The book captures the issues of needing to understand the other people in our world, in order to respond properly and trust appropriately. Jinx needs to have this information to survive. When he loses the ability to 'read' people and needs to rely on what they show on their faces and in their voices the degree of duplicity (accidental or otherwise) creates difficult and frightening situations. When he regains the ability he is far more in control of how he responds to relationships and able to make better decisions. This would be a useful discussion to have: how our words reveal us and enable us to cloak ourselves, how our voices and faces show what we're thinking; what honesty looks like in a world where it is hard to trust each other and we face consequences for trusting one another.

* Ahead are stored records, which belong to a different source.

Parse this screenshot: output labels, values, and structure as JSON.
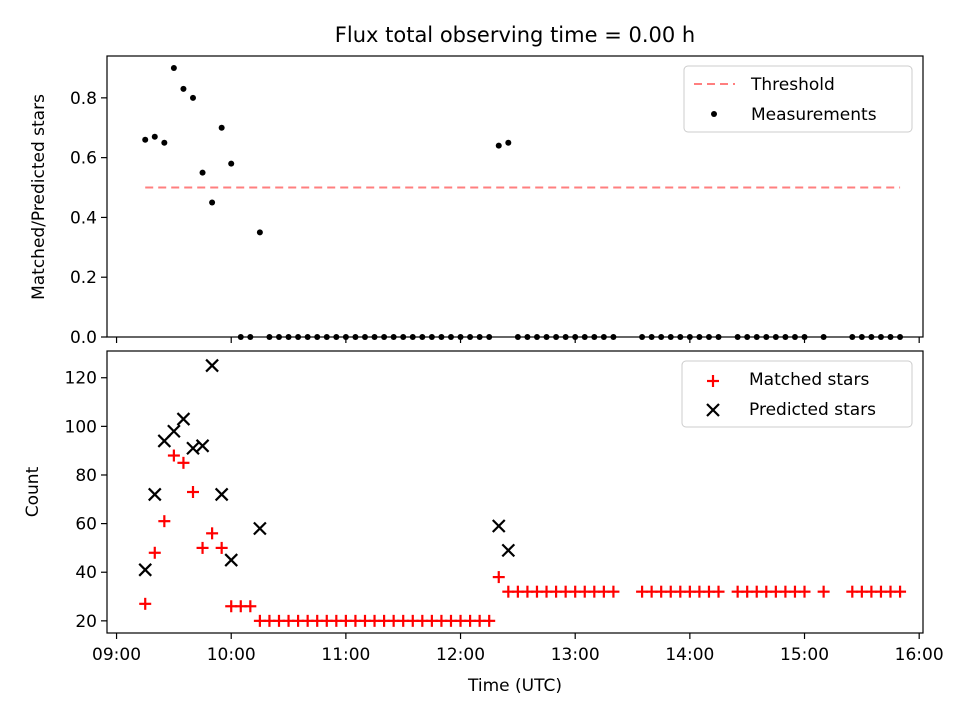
{
  "figure_title": "Flux total observing time = 0.00 h",
  "chart_data": [
    {
      "type": "scatter",
      "ylabel": "Matched/Predicted stars",
      "xlabel": "",
      "xlim": [
        "08:55",
        "16:02"
      ],
      "ylim": [
        0,
        0.94
      ],
      "yticks": [
        0.0,
        0.2,
        0.4,
        0.6,
        0.8
      ],
      "ytick_labels": [
        "0.0",
        "0.2",
        "0.4",
        "0.6",
        "0.8"
      ],
      "xtick_labels_visible": false,
      "legend_position": "top-right",
      "threshold": {
        "name": "Threshold",
        "value": 0.5,
        "x_range": [
          "09:15",
          "15:50"
        ],
        "color": "#ff7f7f"
      },
      "series": [
        {
          "name": "Measurements",
          "color": "#000000",
          "marker": "dot",
          "points": [
            [
              "09:15",
              0.66
            ],
            [
              "09:20",
              0.67
            ],
            [
              "09:25",
              0.65
            ],
            [
              "09:30",
              0.9
            ],
            [
              "09:35",
              0.83
            ],
            [
              "09:40",
              0.8
            ],
            [
              "09:45",
              0.55
            ],
            [
              "09:50",
              0.45
            ],
            [
              "09:55",
              0.7
            ],
            [
              "10:00",
              0.58
            ],
            [
              "10:05",
              0.0
            ],
            [
              "10:10",
              0.0
            ],
            [
              "10:15",
              0.35
            ],
            [
              "10:20",
              0.0
            ],
            [
              "10:25",
              0.0
            ],
            [
              "10:30",
              0.0
            ],
            [
              "10:35",
              0.0
            ],
            [
              "10:40",
              0.0
            ],
            [
              "10:45",
              0.0
            ],
            [
              "10:50",
              0.0
            ],
            [
              "10:55",
              0.0
            ],
            [
              "11:00",
              0.0
            ],
            [
              "11:05",
              0.0
            ],
            [
              "11:10",
              0.0
            ],
            [
              "11:15",
              0.0
            ],
            [
              "11:20",
              0.0
            ],
            [
              "11:25",
              0.0
            ],
            [
              "11:30",
              0.0
            ],
            [
              "11:35",
              0.0
            ],
            [
              "11:40",
              0.0
            ],
            [
              "11:45",
              0.0
            ],
            [
              "11:50",
              0.0
            ],
            [
              "11:55",
              0.0
            ],
            [
              "12:00",
              0.0
            ],
            [
              "12:05",
              0.0
            ],
            [
              "12:10",
              0.0
            ],
            [
              "12:15",
              0.0
            ],
            [
              "12:20",
              0.64
            ],
            [
              "12:25",
              0.65
            ],
            [
              "12:30",
              0.0
            ],
            [
              "12:35",
              0.0
            ],
            [
              "12:40",
              0.0
            ],
            [
              "12:45",
              0.0
            ],
            [
              "12:50",
              0.0
            ],
            [
              "12:55",
              0.0
            ],
            [
              "13:00",
              0.0
            ],
            [
              "13:05",
              0.0
            ],
            [
              "13:10",
              0.0
            ],
            [
              "13:15",
              0.0
            ],
            [
              "13:20",
              0.0
            ],
            [
              "13:35",
              0.0
            ],
            [
              "13:40",
              0.0
            ],
            [
              "13:45",
              0.0
            ],
            [
              "13:50",
              0.0
            ],
            [
              "13:55",
              0.0
            ],
            [
              "14:00",
              0.0
            ],
            [
              "14:05",
              0.0
            ],
            [
              "14:10",
              0.0
            ],
            [
              "14:15",
              0.0
            ],
            [
              "14:25",
              0.0
            ],
            [
              "14:30",
              0.0
            ],
            [
              "14:35",
              0.0
            ],
            [
              "14:40",
              0.0
            ],
            [
              "14:45",
              0.0
            ],
            [
              "14:50",
              0.0
            ],
            [
              "14:55",
              0.0
            ],
            [
              "15:00",
              0.0
            ],
            [
              "15:10",
              0.0
            ],
            [
              "15:25",
              0.0
            ],
            [
              "15:30",
              0.0
            ],
            [
              "15:35",
              0.0
            ],
            [
              "15:40",
              0.0
            ],
            [
              "15:45",
              0.0
            ],
            [
              "15:50",
              0.0
            ]
          ]
        }
      ]
    },
    {
      "type": "scatter",
      "ylabel": "Count",
      "xlabel": "Time (UTC)",
      "xlim": [
        "08:55",
        "16:02"
      ],
      "ylim": [
        15,
        131
      ],
      "yticks": [
        20,
        40,
        60,
        80,
        100,
        120
      ],
      "ytick_labels": [
        "20",
        "40",
        "60",
        "80",
        "100",
        "120"
      ],
      "xticks": [
        "09:00",
        "10:00",
        "11:00",
        "12:00",
        "13:00",
        "14:00",
        "15:00",
        "16:00"
      ],
      "xtick_labels": [
        "09:00",
        "10:00",
        "11:00",
        "12:00",
        "13:00",
        "14:00",
        "15:00",
        "16:00"
      ],
      "legend_position": "top-right",
      "series": [
        {
          "name": "Matched stars",
          "color": "#ff0000",
          "marker": "plus",
          "points": [
            [
              "09:15",
              27
            ],
            [
              "09:20",
              48
            ],
            [
              "09:25",
              61
            ],
            [
              "09:30",
              88
            ],
            [
              "09:35",
              85
            ],
            [
              "09:40",
              73
            ],
            [
              "09:45",
              50
            ],
            [
              "09:50",
              56
            ],
            [
              "09:55",
              50
            ],
            [
              "10:00",
              26
            ],
            [
              "10:05",
              26
            ],
            [
              "10:10",
              26
            ],
            [
              "10:15",
              20
            ],
            [
              "10:20",
              20
            ],
            [
              "10:25",
              20
            ],
            [
              "10:30",
              20
            ],
            [
              "10:35",
              20
            ],
            [
              "10:40",
              20
            ],
            [
              "10:45",
              20
            ],
            [
              "10:50",
              20
            ],
            [
              "10:55",
              20
            ],
            [
              "11:00",
              20
            ],
            [
              "11:05",
              20
            ],
            [
              "11:10",
              20
            ],
            [
              "11:15",
              20
            ],
            [
              "11:20",
              20
            ],
            [
              "11:25",
              20
            ],
            [
              "11:30",
              20
            ],
            [
              "11:35",
              20
            ],
            [
              "11:40",
              20
            ],
            [
              "11:45",
              20
            ],
            [
              "11:50",
              20
            ],
            [
              "11:55",
              20
            ],
            [
              "12:00",
              20
            ],
            [
              "12:05",
              20
            ],
            [
              "12:10",
              20
            ],
            [
              "12:15",
              20
            ],
            [
              "12:20",
              38
            ],
            [
              "12:25",
              32
            ],
            [
              "12:30",
              32
            ],
            [
              "12:35",
              32
            ],
            [
              "12:40",
              32
            ],
            [
              "12:45",
              32
            ],
            [
              "12:50",
              32
            ],
            [
              "12:55",
              32
            ],
            [
              "13:00",
              32
            ],
            [
              "13:05",
              32
            ],
            [
              "13:10",
              32
            ],
            [
              "13:15",
              32
            ],
            [
              "13:20",
              32
            ],
            [
              "13:35",
              32
            ],
            [
              "13:40",
              32
            ],
            [
              "13:45",
              32
            ],
            [
              "13:50",
              32
            ],
            [
              "13:55",
              32
            ],
            [
              "14:00",
              32
            ],
            [
              "14:05",
              32
            ],
            [
              "14:10",
              32
            ],
            [
              "14:15",
              32
            ],
            [
              "14:25",
              32
            ],
            [
              "14:30",
              32
            ],
            [
              "14:35",
              32
            ],
            [
              "14:40",
              32
            ],
            [
              "14:45",
              32
            ],
            [
              "14:50",
              32
            ],
            [
              "14:55",
              32
            ],
            [
              "15:00",
              32
            ],
            [
              "15:10",
              32
            ],
            [
              "15:25",
              32
            ],
            [
              "15:30",
              32
            ],
            [
              "15:35",
              32
            ],
            [
              "15:40",
              32
            ],
            [
              "15:45",
              32
            ],
            [
              "15:50",
              32
            ]
          ]
        },
        {
          "name": "Predicted stars",
          "color": "#000000",
          "marker": "x",
          "points": [
            [
              "09:15",
              41
            ],
            [
              "09:20",
              72
            ],
            [
              "09:25",
              94
            ],
            [
              "09:30",
              98
            ],
            [
              "09:35",
              103
            ],
            [
              "09:40",
              91
            ],
            [
              "09:45",
              92
            ],
            [
              "09:50",
              125
            ],
            [
              "09:55",
              72
            ],
            [
              "10:00",
              45
            ],
            [
              "10:15",
              58
            ],
            [
              "12:20",
              59
            ],
            [
              "12:25",
              49
            ]
          ]
        }
      ]
    }
  ]
}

One of the difficult things about this book is that it has a very black worldview: there are no altruistic people with genuine goodness who are inherently trustworthy. Grownups are as much victims as young people; grownups are an incompetent, foolish and caught in their own heads and worlds as everyone else. They aren't looking out for the kids; they warn them, but they don't care enough to intervene. They let them have the consequences of their choices, even where the consequences are dire. They'll only intervene if they are called on to do so, or they think it might be interesting. It's easy to see why you wouldn't trust an adult. The unadulterated selfishness that spikes the book makes it hard to read in the sense that it hurts ones soul. This would be another great discussion to have: imagine there was no-one in your world that you could trust to think beyond themselves and care about you, sacrificially. What would that be like? How would that affect you? What would 'trust' look like in that world? And who are you grateful for that is not like that in your world, because anyone you can identify to be 'for you' even where it might cost them something is a gift for which to be grateful.

3 out of 5. Not too hard to read. Ages 9-11.